My wife has been seeing another man for some time now. Behind my back.
We are well beyond the seven-year-itch. She talks about him. He makes her feel like a “more complete person.” Of course, he is a foreigner. He’s from Europe. A “continental gentleman.” The worst kind. I lived in Europe for a couple of years and came to know the reputation of these continental types. Sharp, suave and often seducers of women.
You can imagine my concern. One Sunday afternoon, my wife declares that she is going to the Spokane Symphony matinee at the restored Martin Woldson Theater at The Fox.
She knows that I am in several NFL pools and so I must remain at home on Sundays in front of the television, monitoring football games from coast to coast.
The symphony matinee doesn’t start until 3 p.m. but my spouse leaves the house two hours early (we live 10 minutes from where symphony plays).
“Why so early?” I ask in a calm voice that masks my suspicions.
“Mr. Preu is giving us background on the composer and the piece to be performed this afternoon.” Eckart Preu is the Spokane Symphony conductor.
“Before the symphony?”
“Yes, he does it every Sunday.”
“Can’t you get that information in a book? Online?” I confound her with my insight.
“Sure, but it’s better coming from him.”
“I bet everything is better coming from Eckart.” She is annoyed at me for using his first name.
“Ya wanna come along.”
“You know I’m stuck here! I’ve got simultaneous games, morning and afternoon.”
“Put your bottles in the trash and vacuum your chips off the carpet,” she says bidding me goodbye and then out the door to join Eckart at their Sunday afternoon tryst.
I vowed to take her up on her offer someday. And I did.
My wife led me into a conversation a couple of weeks ago, “You liked the movie ‘Scent of A Woman.’ ”
“I think so.”
“You said that you enjoyed the tango music.”
“The next symphony performance includes a piece with a tango subtheme.”
The only “sub” that I remember was Nemo’s Submarine Voyage at Disneyland.
“Want to come along?”
“Can I attend Eckert’s pre-symphony tête-à-tête?”
“ ‘Tête-à-tête’ is French. Conductor Preu is German. And there’ll be over 100 people listening to his remarks. So much more than a tête-à-tête.”
I regretted using a French word. Kids raised in Hillyard always do.
But I did not regret listening to Conductor Preu. He does cut a dashing figure.
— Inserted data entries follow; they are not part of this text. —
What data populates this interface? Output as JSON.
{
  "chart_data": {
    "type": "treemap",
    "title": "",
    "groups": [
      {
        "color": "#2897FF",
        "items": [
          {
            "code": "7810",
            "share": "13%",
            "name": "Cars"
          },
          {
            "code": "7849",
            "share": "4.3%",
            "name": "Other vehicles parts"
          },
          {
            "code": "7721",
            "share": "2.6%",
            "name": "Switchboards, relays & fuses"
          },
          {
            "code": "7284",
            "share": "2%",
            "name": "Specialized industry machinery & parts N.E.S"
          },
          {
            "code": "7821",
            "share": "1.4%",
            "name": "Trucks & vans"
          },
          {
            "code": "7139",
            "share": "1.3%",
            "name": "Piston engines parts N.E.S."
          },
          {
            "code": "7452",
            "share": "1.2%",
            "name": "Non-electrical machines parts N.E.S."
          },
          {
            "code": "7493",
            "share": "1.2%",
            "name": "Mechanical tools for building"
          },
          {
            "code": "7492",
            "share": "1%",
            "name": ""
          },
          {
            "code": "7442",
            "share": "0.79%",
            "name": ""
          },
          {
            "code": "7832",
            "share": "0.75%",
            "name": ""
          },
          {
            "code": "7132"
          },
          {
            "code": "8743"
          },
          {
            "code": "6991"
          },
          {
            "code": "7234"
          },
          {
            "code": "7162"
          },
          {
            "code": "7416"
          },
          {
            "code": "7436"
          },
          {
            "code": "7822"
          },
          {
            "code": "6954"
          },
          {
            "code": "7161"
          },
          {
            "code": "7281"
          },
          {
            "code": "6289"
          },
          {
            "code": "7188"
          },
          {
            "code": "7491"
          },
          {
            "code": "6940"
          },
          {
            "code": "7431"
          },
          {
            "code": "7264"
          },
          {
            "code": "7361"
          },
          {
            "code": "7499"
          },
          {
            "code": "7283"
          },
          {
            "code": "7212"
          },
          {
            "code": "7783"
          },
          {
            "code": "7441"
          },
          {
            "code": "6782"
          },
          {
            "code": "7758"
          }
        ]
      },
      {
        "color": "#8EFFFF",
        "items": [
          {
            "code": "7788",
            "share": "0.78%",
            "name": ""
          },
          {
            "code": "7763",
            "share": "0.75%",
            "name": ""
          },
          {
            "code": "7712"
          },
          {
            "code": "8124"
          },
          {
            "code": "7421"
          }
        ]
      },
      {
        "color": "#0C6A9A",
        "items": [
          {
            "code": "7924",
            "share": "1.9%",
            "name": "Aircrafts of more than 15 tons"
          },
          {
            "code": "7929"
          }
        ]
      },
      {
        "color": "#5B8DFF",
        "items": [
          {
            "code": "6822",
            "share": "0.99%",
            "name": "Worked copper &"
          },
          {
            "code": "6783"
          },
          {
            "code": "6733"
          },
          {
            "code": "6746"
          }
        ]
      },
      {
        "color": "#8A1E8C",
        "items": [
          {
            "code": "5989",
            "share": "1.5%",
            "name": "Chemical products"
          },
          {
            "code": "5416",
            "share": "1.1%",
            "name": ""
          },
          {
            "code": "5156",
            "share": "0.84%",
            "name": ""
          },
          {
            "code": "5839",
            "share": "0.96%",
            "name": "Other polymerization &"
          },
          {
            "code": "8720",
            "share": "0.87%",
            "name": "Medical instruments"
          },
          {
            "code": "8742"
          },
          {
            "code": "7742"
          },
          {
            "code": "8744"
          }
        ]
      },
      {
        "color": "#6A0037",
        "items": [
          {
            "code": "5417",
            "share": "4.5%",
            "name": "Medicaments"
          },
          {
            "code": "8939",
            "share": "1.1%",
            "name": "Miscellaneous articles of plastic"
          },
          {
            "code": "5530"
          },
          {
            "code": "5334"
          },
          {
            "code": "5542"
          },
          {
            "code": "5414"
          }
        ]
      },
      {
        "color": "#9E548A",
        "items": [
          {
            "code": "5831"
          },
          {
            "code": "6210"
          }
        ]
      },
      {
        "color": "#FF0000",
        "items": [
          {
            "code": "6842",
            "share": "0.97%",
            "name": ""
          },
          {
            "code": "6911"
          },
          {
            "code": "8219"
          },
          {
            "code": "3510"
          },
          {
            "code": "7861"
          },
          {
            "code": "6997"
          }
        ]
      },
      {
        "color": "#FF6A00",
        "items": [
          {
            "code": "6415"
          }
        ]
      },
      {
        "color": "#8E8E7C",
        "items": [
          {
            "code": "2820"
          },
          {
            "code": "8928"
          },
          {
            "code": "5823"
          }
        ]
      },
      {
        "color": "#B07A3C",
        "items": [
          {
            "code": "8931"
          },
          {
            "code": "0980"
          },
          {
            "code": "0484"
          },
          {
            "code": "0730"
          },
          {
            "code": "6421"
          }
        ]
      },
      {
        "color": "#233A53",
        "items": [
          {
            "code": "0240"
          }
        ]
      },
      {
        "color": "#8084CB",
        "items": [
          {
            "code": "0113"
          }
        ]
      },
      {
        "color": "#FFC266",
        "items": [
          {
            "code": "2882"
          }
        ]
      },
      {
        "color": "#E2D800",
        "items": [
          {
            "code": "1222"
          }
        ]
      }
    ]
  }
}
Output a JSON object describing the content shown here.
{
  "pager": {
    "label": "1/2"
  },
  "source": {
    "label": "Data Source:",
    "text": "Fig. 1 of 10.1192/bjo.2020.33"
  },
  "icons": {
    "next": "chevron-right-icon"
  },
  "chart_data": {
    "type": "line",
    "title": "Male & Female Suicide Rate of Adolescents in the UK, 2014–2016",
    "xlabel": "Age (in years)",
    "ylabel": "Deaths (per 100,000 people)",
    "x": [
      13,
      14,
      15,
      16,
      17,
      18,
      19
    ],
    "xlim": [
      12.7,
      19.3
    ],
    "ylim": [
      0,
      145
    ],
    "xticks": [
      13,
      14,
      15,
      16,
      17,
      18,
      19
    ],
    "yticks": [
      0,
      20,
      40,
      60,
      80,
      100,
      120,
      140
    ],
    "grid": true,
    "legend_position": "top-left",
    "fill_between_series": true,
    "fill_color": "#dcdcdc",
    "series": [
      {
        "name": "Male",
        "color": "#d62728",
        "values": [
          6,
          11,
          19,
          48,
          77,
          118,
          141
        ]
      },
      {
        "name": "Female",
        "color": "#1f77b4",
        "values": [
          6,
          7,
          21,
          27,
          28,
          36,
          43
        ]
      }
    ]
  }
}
Husbands of Spokane, do not let your wife attend the symphony unaccompanied.
Most of this kind of classical music is written to indicate events, like a “merry gathering of country folk,” “thunderstorms” and “happy, grateful feelings after the storm.” The conductor’s background information is useful because the music played at these concerts has no words. Nothing to tell you who’s hurtin’ who, so tips on events portrayed by the music are welcome to those of us who were raised on Top 40 tunes.
Preu introduced the out-of-town guest violinist (Tim Fain) at the background meeting so that we could get a sample of his skill.
The guy poured notes out of his violin. Fain bends his knees and rips the bow across the strings like he is pumping the instrument for all it’s got. He probably wears out two or three violins a week.
Then came the actual symphonic performance.
Conductor Preu turns his back to the audience and does three or four jerking motions with his arms and the entire orchestra recognizes which of those jerks means to start playing because bingo, the strings and the horns all kick in at once.
The musicians’ faces are a worthy study as the concert heats up. Some remain stone. Others give a ferocious look when the music is building to a crescendo. Some alternate smiles with grimaces.
The concert master has the unlikely name of Mateusz Wolski. His face is the busiest on the stage. His eyebrows jump up and down, he reshapes his mouth with every musical mood change. He purses his lips and twists his body in order to saw his violin in just the way required for the part.
Some bow strands break but the cellists play on.
The bass players are fortunate to have something to lean against since they stand and stroke on those big instruments with a 20-pound bow for a couple of hours straight, only getting a break when they are plucking.
Every musician displays a tired smile at the end of the concert.
By the last note, Conductor Preu perspires and appears thoroughly exhausted. He has sweated his hair wet.
The women of Spokane are safe from Mr. Continental after the symphony. Eckart doesn’t have the energy to rendezvous with anyone’s wife for a candlelit dinner in some out-of-the-way cafe.